Biz

Mittwoch, 30. Januar 2008

Jeansfee, Network Marketing und mangelndes Wissen

In den letzten Wochen sind mir wieder mal Menschen untergekommen, die meinen, sie könnten die Welt mit ihrer Unwissenheit auf den Kopf stellen.

Sie rennen stur mit voller Wucht gegen die Wand und akzeptieren weder TATSACHEN, FAKTEN noch die Realität und leben in ihrer virtuellen Scheinwelt - mehr oder weniger - dahin.

Im Glauben, dass MANN im world wide web anonym ist, posten sie in ihren virtuellen Wohnzimmern geistigen ***** und prahlen damit auch noch herum.

Lustig... lustig... lustig...

Nun, bevor man sich zu diversen Themen äussert, sollte man sich SICHER sein, dass man auch auf dem aktuellen Wissenstand ist und niemanden mit Altertumswissen beeindrucken kann - ausser natürlich seinesgleichen ;-)

Network-Markting ist heute nicht mehr aus der Geschäftswelt wegzudenken und bietet sehr vielen Menschen die Möglichkeit, sich eine eigene Existenz aufzubauen.

Was ist eigentlich Network-Marketing? Und warum wird es noch immer von der Seite belächelt?

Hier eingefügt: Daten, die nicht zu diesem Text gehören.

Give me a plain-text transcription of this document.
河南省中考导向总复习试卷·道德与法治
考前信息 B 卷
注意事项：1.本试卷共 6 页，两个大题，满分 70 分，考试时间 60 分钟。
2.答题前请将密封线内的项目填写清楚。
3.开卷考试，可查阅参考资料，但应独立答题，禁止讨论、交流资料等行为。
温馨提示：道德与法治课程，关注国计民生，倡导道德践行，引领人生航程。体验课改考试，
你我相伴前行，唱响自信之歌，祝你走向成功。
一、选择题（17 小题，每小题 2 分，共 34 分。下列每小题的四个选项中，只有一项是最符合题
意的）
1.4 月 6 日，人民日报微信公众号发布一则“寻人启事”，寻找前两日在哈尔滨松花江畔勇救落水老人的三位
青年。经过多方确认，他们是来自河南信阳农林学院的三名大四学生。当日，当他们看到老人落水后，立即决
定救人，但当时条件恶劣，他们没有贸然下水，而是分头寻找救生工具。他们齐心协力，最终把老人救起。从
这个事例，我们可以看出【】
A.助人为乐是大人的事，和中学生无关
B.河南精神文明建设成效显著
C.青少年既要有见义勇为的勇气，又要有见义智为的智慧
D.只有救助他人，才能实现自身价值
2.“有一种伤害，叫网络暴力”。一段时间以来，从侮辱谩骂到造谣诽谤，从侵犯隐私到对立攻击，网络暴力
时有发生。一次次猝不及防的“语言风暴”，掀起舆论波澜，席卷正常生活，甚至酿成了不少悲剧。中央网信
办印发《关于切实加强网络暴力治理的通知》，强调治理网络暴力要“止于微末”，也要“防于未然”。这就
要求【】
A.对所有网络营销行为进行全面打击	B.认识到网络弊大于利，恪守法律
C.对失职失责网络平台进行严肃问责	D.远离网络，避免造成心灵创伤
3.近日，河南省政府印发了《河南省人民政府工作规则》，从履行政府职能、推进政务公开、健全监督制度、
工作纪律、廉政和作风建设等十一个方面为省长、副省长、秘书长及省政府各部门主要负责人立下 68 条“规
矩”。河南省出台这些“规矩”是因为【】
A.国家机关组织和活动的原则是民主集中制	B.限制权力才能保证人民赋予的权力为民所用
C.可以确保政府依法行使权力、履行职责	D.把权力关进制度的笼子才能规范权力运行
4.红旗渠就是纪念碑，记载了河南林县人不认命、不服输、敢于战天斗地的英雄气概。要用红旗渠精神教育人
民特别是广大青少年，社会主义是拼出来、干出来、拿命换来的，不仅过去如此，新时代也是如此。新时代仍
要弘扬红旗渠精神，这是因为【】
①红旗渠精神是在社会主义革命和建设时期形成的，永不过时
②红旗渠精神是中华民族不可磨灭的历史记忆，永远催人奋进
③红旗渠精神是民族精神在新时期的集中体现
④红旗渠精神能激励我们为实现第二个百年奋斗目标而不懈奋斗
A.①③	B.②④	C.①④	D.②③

Network-Marketing ist eine besonders erfolgreiche Form des Direktvertriebs und besteht im Aufbau von Netzwerken weiterer Unternehmer/Partner (Multi-Level-Marketing). Solche Systeme sind rechtlich unbedenklich und ganz klar abzugrenzen von wettbewerbswidrigen Vertriebssystemen wie Schneeball- oder Pyramidenspielen. Unseriöse Anbieter versuchen allerdings immer wieder, unzulässige Systeme zu verschleiern, indem sie sich den Anschein eines legalen Direktvertriebs geben.

Das Gesetzt gegen den unlauteren Wettbewerb (UWG) verbietet grundsätzlich den Abschluss von Verträgen nach dem Pyramiden- bzw. Schneeballsystem. Bei letzterem wird vereinbart, dass ein Kunde gegen ein unbedingt leistendes Entgelt einen vorteil (zB eine Ware) unter der Bedingung erhält, dass der Kunde weitere Abnehmer gewinnt, die mit dem Unternehmer in ein gleiches Vertragsverhältnis treten. Das Pyramidenspiel funktioniert gleich, nur tritt dort der Kunde nicht mit dem Unternehmer, sondern mit dem jeweils Anwerbenden in ein Vertragsverhältnis.

Wo liegen die Unterschiede zwischen MLM und Pyramidenspiel?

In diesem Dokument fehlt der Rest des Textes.